Experimental Evolutionary Ecology
Sequencing technology is providing unprecedented insight into the content of microbial communities. Making sense of the bewildering complexity that is being uncovered will require an understanding of the biological processes that govern the composition, function and dynamics of microbial systems.
We confront these challenges by studying community dynamics in the laboratory, where we can control the number and identity of players as well as the environmental context. Additionally, we can investigate the repeatability of observed dynamics through replication and reanimation of communities that have been frozen.
A focus is communities with defined metabolic interactions. Not only are these communities interesting but they are also highly relevant for industrial processes. In previous work we demonstrated that obtaining metabolites from the excretions of another, or cross-feeding, can provide the foundation for the evolution of costly inter-species cooperation. We are now investigating the on-going evolution of this novel mutualism, as well as exploring how the patterns of evolutionary ecology change as the number of interacting species increases.
Some of the questions that we are pursuing are: How will the rate and parallelism of adaptation change over the course of community evolution? To what extent is the sequence of adaptive steps taken by a species determined by the genotype of its partner? Will mutualists co-evolve such that community properties change as isolates are swapped between different replicate communities? Under what circumstances does evolution increase community robustness to invasion and alter community assembly?
Computational Systems Biology
In addition to the species present in microbial communities, metagenomic sequencing is also providing insight into the genes they encode. To take full advantage of this data it will be necessary to develop computational methods for predicting cellular physiology from genome sequence. Furthermore, we must determine how the social interactions between bacteria convert genetic content into ecosystem function. Finally, we would like to quantitatively predict how evolution influences the dynamics of these complex networks through time.

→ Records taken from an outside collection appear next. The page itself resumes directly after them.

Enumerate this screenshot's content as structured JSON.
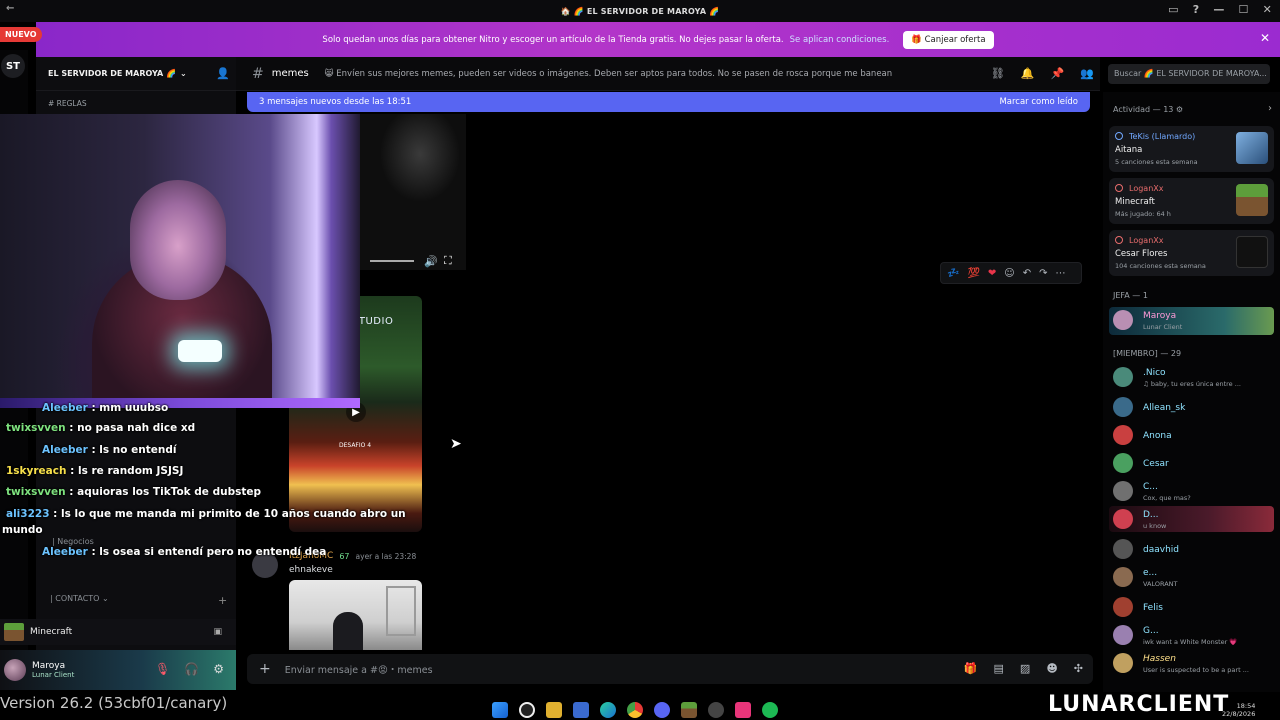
{
  "window": {
    "title": "🏠 🌈 EL SERVIDOR DE MAROYA 🌈"
  },
  "nuevo_badge": "NUEVO",
  "server_rail": {
    "st": "ST"
  },
  "banner": {
    "text": "Solo quedan unos días para obtener Nitro y escoger un artículo de la Tienda gratis. No dejes pasar la oferta.",
    "link": "Se aplican condiciones.",
    "button": "Canjear oferta"
  },
  "server": {
    "name": "EL SERVIDOR DE MAROYA 🌈",
    "rules_channel": "REGLAS"
  },
  "categories": {
    "negocios": "| Negocios",
    "contacto": "| CONTACTO"
  },
  "activity": {
    "game": "Minecraft"
  },
  "user": {
    "name": "Maroya",
    "status": "Lunar Client"
  },
  "version": "Version 26.2 (53cbf01/canary)",
  "stream_chat": [
    {
      "name": "Aleeber",
      "text": ": mm uuubso"
    },
    {
      "name": "twixsvven",
      "text": ": no pasa nah dice xd"
    },
    {
      "name": "Aleeber",
      "text": ": ls no entendí"
    },
    {
      "name": "1skyreach",
      "text": ": ls re random JSJSJ"
    },
    {
      "name": "twixsvven",
      "text": ": aquioras los TikTok de dubstep"
    },
    {
      "name": "ali3223",
      "text": ": ls lo que me manda mi primito de 10 años cuando abro un"
    },
    {
      "name": "",
      "text": "mundo"
    },
    {
      "name": "Aleeber",
      "text": ": ls osea si entendí pero no entendí dea"
    }
  ],
  "channel": {
    "name": "memes",
    "topic": "😸 Envíen sus mejores memes, pueden ser videos o imágenes. Deben ser aptos para todos. No se pasen de rosca porque me banean"
  },
  "search": {
    "placeholder": "Buscar 🌈 EL SERVIDOR DE MAROYA..."
  },
  "new_messages": {
    "text": "3 mensajes nuevos desde las 18:51",
    "mark_read": "Marcar como leído"
  },
  "media": {
    "studio_label": "A STUDIO",
    "desafio_label": "DESAFIO 4"
  },
  "message": {
    "author": "ItzJanoMC",
    "badge": "67",
    "time": "ayer a las 23:28",
    "text": "ehnakeve"
  },
  "composer": {
    "placeholder": "Enviar mensaje a #😡・memes"
  },
  "right_panel": {
    "activity_header": "Actividad — 13",
    "activities": [
      {
        "who": "TeKis (Llamardo)",
        "what": "Aitana",
        "sub": "5 canciones esta semana"
      },
      {
        "who": "LoganXx",
        "what": "Minecraft",
        "sub": "Más jugado: 64 h"
      },
      {
        "who": "LoganXx",
        "what": "Cesar Flores",
        "sub": "104 canciones esta semana"
      }
    ],
    "jefa_header": "JEFA — 1",
    "jefa": [
      {
        "name": "Maroya",
        "status": "Lunar Client"
      }
    ],
    "miembro_header": "[MIEMBRO] — 29",
    "members": [
      {
        "name": ".Nico",
        "status": "♫ baby, tu eres única entre ..."
      },
      {
        "name": "Allean_sk",
        "status": ""
      },
      {
        "name": "Anona",
        "status": ""
      },
      {
        "name": "Cesar",
        "status": ""
      },
      {
        "name": "C...",
        "status": "Cox, que mas?"
      },
      {
        "name": "D...",
        "status": "u know"
      },
      {
        "name": "daavhid",
        "status": ""
      },
      {
        "name": "e...",
        "status": "VALORANT"
      },
      {
        "name": "Felis",
        "status": ""
      },
      {
        "name": "G...",
        "status": "iwk want a White Monster 💗"
      },
      {
        "name": "Hassen",
        "status": "User is suspected to be a part ..."
      }
    ]
  },
  "watermark": "LUNARCLIENT",
  "clock": {
    "time": "18:54",
    "date": "22/8/2026"
  }
}
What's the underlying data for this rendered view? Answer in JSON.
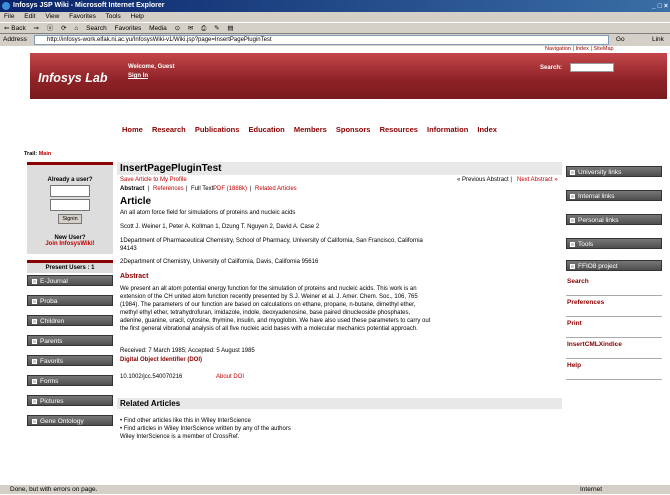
{
  "window": {
    "title": "Infosys JSP Wiki - Microsoft Internet Explorer",
    "controls": "_ □ ×"
  },
  "menubar": [
    "File",
    "Edit",
    "View",
    "Favorites",
    "Tools",
    "Help"
  ],
  "toolbar": [
    "⇐ Back",
    "⇒",
    "ⓧ",
    "⟳",
    "⌂",
    "Search",
    "Favorites",
    "Media",
    "⊙",
    "✉",
    "⎙",
    "✎",
    "▤"
  ],
  "address": {
    "label": "Address",
    "url": "http://infosys-work.elfak.ni.ac.yu/InfosysWiki-v1/Wiki.jsp?page=InsertPagePluginTest",
    "go": "Go",
    "links": "Link"
  },
  "toplinks": "Navigation | Index | SiteMap",
  "header": {
    "logo": "Infosys Lab",
    "welcome": "Welcome, Guest",
    "signin": "Sign In",
    "search_label": "Search:"
  },
  "nav": [
    "Home",
    "Research",
    "Publications",
    "Education",
    "Members",
    "Sponsors",
    "Resources",
    "Information",
    "Index"
  ],
  "trail": {
    "label": "Trail:",
    "link": "Main"
  },
  "left": {
    "user_title": "Already a user?",
    "signin_btn": "Signin",
    "new_user": "New User?",
    "join": "Join InfosysWiki!",
    "present": "Present Users : 1",
    "buttons": [
      "E-Journal",
      "Proba",
      "Children",
      "Parents",
      "Favorits",
      "Forms",
      "Pictures",
      "Gene Ontology"
    ]
  },
  "content": {
    "page_title": "InsertPagePluginTest",
    "save_article": "Save Article to My Profile",
    "prev_next_prev": "« Previous Abstract |",
    "prev_next_next": "Next Abstract »",
    "tabs_abstract": "Abstract",
    "tabs_references": "References",
    "tabs_fulltext": "Full Text:",
    "tabs_pdf": "PDF (1888k)",
    "tabs_related": "Related Articles",
    "article_heading": "Article",
    "article_title": "An all atom force field for simulations of proteins and nucleic acids",
    "authors": "Scott J. Weiner 1, Peter A. Kollman 1, Dzung T. Nguyen 2, David A. Case 2",
    "affil1a": "1Department of Pharmaceutical Chemistry, School of Pharmacy, University of California, San Francisco, California",
    "affil1b": "94143",
    "affil2": "2Department of Chemistry, University of California, Davis, California 95616",
    "abstract_heading": "Abstract",
    "abstract_lines": [
      "We present an all atom potential energy function for the simulation of proteins and nucleic acids. This work is an",
      "extension of the CH united atom function recently presented by S.J. Weiner et al. J. Amer. Chem. Soc., 106, 765",
      "(1984). The parameters of our function are based on calculations on ethane, propane, n-butane, dimethyl ether,",
      "methyl ethyl ether, tetrahydrofuran, imidazole, indole, deoxyadenosine, base paired dinucleoside phosphates,",
      "adenine, guanine, uracil, cytosine, thymine, insulin, and myoglobin. We have also used these parameters to carry out",
      "the first general vibrational analysis of all five nucleic acid bases with a molecular mechanics potential approach."
    ],
    "received": "Received: 7 March 1985; Accepted: 5 August 1985",
    "doi_heading": "Digital Object Identifier (DOI)",
    "doi": "10.1002/jcc.540070216",
    "about_doi": "About DOI",
    "related_heading": "Related Articles",
    "related1": "•  Find other articles like this in Wiley InterScience",
    "related2": "•  Find articles in Wiley InterScience written by any of the authors",
    "related3": "Wiley InterScience is a member of CrossRef."
  },
  "right": {
    "buttons": [
      "University links",
      "Internal links",
      "Personal links",
      "Tools",
      "FFIO8 project"
    ],
    "links": [
      "Search",
      "Preferences",
      "Print",
      "InsertCMLXindice",
      "Help"
    ]
  },
  "status": {
    "text": "Done, but with errors on page.",
    "zone": "Internet"
  }
}
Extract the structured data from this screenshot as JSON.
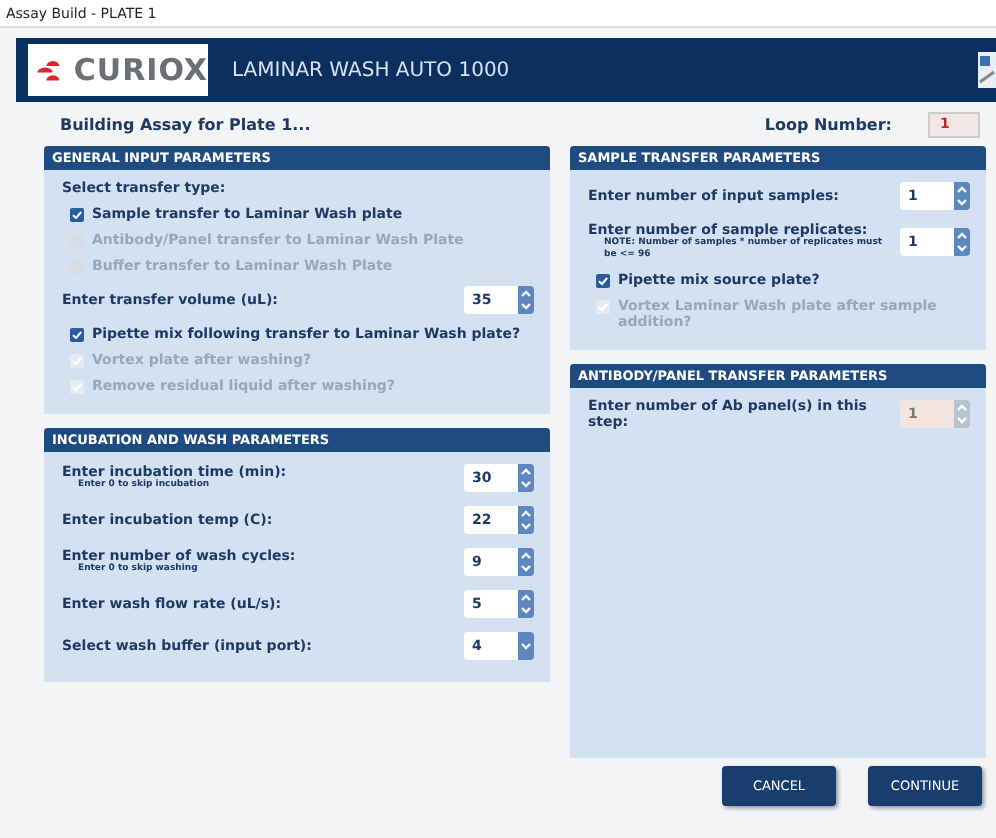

Flux balance analysis (FBA) is the most powerful, and widely used, method for predicting phenotype based on a cell’s metabolic network. FBA uses stoichiometrically-balanced models to define feasible patterns of metabolite flow through a cell and then chooses between these patterns by proposing that evolution has selected a metabolic flux that optimizes fitness. My lab tests evolutionary predictions of FBA to improve this critical tool of systems biology and to provide insight into how the connection between genotype, physiology, and phenotype shapes evolutionary processes. We use 13C-labelling techniques to test the physiological impact of each mutation that arises in an adaptive trajectory. What is the step size of physiological adaptation? Can key flux ratios be optimized independently or do genetic changes act pleiotropically to cause network-wide alterations? Are the effects of adaptive mutations independent or are there significant epistatic interactions between them?
Species interactions and the effect of spatial organization are not generally captured with constraint-based approaches. I have helped develop an open-source platform for the Computation of Microbial Ecosystems in Time and Space (COMETS). We are using this theoretical framework to bridge the gap between metabolic strategies of individual species and ecosystem-level dynamics. To date the approach has successfully predicted species ratio dynamics in 2 and 3-species consortia, as well as counter-intuitive interactions that arise from the spatial arrangement of colonies. In on going work we are extending this novel approach to investigate the selective pressures that arise from defined metabolic interactions, and the evolutionary ecology of complex microbial communities.